In una nota congiunta i due ministri hanno sollevato i loro dubbi sulla tassa sul permesso di soggiorno per i lavoratori stranieri. I dicasteri hanno deciso di avviare una “approfondita riflessione e attenta valutazione sul contributo per il rilascio e il rinnovo dei permessi di soggiorno degli immigrati regolarmente presenti in Italia, previsto da un decreto del 6 ottobre 2011 che entrerà in vigore a fine gennaio“.

Potrebbe così scattare l’annullamento della tassa o almeno la sua modulazione in base al reddito e alla composizione familiare, soprattutto perché il periodo di crisi colpisce tutti i lavoratori, compresi quelli stranieri.

La Lega però è pronta a dar battaglia. Lo dice chiaramente l’ex ministro degli Interni Roberto Maroni dalla sua pagina Facebook. “Il governo vuole cancellare il mio decreto sul permesso di soggiorno a pagamento: io dico alla ministra Cancellieri di non azzardarsi a farlo, sarebbe un atto di vera e propria discriminazione nei confronti dei cittadini padani e italiani, un attacco ai diritti di chi lavora e paga la crisi che la Lega non può accettare“, scrive Maroni.

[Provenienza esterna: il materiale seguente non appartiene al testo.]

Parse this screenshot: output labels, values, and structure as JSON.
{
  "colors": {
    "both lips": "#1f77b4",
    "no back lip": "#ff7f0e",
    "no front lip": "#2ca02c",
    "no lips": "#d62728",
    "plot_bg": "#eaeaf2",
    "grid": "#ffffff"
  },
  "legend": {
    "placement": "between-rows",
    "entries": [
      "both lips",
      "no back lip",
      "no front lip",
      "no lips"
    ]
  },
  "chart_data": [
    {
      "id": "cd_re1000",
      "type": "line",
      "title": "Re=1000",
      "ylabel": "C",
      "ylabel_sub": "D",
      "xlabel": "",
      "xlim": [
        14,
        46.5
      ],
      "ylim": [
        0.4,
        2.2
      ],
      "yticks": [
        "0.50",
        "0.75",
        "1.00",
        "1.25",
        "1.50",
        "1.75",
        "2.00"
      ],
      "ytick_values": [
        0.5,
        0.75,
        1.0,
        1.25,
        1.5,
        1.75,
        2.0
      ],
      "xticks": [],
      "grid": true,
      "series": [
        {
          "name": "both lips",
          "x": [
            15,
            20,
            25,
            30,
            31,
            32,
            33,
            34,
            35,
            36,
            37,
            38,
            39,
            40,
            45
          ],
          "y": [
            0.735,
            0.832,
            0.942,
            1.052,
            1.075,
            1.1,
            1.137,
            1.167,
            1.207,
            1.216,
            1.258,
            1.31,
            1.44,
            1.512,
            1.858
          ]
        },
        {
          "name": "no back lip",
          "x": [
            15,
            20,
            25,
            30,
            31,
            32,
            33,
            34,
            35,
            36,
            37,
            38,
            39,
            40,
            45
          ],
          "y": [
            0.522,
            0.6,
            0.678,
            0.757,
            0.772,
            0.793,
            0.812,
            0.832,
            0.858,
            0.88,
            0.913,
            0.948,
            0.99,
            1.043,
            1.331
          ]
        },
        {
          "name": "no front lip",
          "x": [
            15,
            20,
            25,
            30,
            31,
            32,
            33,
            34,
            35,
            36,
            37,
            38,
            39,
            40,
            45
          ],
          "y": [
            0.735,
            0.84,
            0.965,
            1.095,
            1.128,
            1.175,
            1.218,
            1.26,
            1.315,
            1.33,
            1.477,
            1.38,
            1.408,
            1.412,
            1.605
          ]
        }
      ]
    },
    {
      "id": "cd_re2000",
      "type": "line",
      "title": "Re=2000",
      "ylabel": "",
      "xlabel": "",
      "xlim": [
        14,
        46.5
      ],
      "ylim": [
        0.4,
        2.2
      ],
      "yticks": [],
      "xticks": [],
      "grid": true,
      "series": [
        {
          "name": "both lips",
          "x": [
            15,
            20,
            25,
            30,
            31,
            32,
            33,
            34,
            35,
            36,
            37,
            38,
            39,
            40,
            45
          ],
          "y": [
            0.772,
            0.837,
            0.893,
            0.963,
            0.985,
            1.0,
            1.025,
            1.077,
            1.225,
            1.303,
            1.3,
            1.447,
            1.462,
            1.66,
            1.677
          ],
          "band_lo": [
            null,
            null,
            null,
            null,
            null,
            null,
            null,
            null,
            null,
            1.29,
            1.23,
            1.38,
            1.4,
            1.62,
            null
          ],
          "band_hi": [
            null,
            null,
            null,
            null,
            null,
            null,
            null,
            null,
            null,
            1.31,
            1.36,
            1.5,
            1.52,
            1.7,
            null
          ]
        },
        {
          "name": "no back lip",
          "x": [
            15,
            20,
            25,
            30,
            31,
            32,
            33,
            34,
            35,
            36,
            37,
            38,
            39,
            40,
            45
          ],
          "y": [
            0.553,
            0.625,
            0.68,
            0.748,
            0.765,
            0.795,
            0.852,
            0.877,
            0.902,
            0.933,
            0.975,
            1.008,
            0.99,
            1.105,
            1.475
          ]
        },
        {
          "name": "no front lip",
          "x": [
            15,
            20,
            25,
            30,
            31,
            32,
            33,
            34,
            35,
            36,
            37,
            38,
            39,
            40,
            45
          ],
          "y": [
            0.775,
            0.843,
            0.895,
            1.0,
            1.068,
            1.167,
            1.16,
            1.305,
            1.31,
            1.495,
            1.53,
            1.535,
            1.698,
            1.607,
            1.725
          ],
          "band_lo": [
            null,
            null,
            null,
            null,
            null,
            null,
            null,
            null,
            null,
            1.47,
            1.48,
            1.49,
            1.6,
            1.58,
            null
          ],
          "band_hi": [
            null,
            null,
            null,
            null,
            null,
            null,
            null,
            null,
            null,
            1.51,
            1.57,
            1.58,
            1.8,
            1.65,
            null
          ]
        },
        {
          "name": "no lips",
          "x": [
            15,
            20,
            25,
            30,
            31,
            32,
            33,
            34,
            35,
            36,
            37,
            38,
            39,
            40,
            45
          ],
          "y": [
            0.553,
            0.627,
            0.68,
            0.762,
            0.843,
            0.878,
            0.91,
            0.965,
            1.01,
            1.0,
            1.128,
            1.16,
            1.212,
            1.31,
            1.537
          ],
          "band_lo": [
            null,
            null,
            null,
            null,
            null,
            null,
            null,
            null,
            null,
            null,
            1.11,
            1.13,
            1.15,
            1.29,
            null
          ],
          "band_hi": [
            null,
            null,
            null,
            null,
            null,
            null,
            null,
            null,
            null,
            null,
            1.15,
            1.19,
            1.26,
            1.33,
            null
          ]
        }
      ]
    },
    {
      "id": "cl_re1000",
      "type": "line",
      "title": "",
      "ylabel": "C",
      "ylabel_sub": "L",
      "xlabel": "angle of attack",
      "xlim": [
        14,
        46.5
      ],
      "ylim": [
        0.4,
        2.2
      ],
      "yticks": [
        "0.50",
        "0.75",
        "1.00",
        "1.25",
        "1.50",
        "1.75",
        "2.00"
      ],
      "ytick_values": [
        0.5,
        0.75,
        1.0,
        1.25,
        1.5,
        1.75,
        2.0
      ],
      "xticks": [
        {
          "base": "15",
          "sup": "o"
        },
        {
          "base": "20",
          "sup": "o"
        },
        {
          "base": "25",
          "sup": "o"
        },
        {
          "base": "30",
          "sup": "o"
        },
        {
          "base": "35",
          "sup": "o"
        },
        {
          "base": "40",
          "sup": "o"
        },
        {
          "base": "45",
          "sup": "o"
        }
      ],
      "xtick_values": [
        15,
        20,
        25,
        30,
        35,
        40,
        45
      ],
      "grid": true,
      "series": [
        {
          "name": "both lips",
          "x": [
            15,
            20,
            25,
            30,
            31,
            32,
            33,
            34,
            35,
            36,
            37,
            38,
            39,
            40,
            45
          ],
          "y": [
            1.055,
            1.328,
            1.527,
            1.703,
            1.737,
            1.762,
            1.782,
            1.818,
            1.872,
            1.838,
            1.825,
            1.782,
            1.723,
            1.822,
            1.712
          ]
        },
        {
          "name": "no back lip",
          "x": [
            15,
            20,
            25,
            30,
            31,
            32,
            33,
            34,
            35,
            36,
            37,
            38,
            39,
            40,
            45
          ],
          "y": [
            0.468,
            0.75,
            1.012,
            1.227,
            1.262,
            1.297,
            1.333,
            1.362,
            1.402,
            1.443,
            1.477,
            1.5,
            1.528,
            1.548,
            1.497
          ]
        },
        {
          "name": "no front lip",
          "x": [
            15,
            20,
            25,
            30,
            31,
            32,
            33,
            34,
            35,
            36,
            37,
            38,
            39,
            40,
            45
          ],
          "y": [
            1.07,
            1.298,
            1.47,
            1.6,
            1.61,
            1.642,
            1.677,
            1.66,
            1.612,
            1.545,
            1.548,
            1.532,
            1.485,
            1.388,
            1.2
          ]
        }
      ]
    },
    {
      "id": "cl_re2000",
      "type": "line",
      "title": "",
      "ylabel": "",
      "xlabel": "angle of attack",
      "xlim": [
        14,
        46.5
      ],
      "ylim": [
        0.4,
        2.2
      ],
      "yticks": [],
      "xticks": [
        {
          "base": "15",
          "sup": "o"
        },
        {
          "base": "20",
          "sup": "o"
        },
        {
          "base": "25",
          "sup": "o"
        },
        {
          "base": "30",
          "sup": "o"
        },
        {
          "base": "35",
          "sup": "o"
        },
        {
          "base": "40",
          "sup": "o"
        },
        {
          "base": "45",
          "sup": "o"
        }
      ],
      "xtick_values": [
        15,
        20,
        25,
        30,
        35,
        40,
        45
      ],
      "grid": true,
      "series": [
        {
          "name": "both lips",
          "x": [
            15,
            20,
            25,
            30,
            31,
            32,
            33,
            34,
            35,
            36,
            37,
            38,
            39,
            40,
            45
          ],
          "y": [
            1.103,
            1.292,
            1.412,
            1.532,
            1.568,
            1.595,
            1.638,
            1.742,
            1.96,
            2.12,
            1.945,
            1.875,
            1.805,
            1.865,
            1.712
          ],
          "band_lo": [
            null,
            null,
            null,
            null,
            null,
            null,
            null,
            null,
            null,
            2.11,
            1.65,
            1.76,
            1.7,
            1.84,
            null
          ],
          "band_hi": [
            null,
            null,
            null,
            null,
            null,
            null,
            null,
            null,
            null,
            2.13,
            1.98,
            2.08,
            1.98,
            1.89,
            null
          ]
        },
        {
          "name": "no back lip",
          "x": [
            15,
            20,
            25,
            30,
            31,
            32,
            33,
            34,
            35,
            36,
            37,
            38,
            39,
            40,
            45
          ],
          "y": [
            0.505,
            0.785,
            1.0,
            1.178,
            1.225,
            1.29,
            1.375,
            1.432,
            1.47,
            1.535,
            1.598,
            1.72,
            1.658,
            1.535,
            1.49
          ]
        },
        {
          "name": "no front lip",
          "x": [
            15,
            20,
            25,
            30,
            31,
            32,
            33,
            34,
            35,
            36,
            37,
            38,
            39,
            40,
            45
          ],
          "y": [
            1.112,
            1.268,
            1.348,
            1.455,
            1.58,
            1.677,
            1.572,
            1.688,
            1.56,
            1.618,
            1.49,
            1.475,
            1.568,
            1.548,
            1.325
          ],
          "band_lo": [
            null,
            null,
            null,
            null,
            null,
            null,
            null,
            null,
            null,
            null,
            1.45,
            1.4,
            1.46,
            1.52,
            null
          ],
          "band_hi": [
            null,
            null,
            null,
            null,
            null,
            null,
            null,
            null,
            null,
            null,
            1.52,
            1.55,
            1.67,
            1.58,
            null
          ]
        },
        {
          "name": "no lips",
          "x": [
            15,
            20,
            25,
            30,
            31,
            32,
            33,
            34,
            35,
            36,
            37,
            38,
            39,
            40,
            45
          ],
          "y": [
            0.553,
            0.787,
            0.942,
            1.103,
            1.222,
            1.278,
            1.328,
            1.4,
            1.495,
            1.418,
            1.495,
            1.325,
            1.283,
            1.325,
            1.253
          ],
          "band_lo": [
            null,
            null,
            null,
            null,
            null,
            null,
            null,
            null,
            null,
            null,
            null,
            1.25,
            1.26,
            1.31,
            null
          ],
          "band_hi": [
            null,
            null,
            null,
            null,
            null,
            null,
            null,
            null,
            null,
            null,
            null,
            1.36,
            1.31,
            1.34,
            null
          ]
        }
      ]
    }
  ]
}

Gli fa eco Roberto Calderoli che in una nota definisce vergognosa la decisione sulla tassa di soggiorno. Il governo, secondo il senatore leghista, colpisce senza preoccupazione pensionati e lavoratori italiani, tassando la casa e diminuendo le pensioni, ma “non chiede nulla agli immigrati“. La Lega, conclude, non ci sta.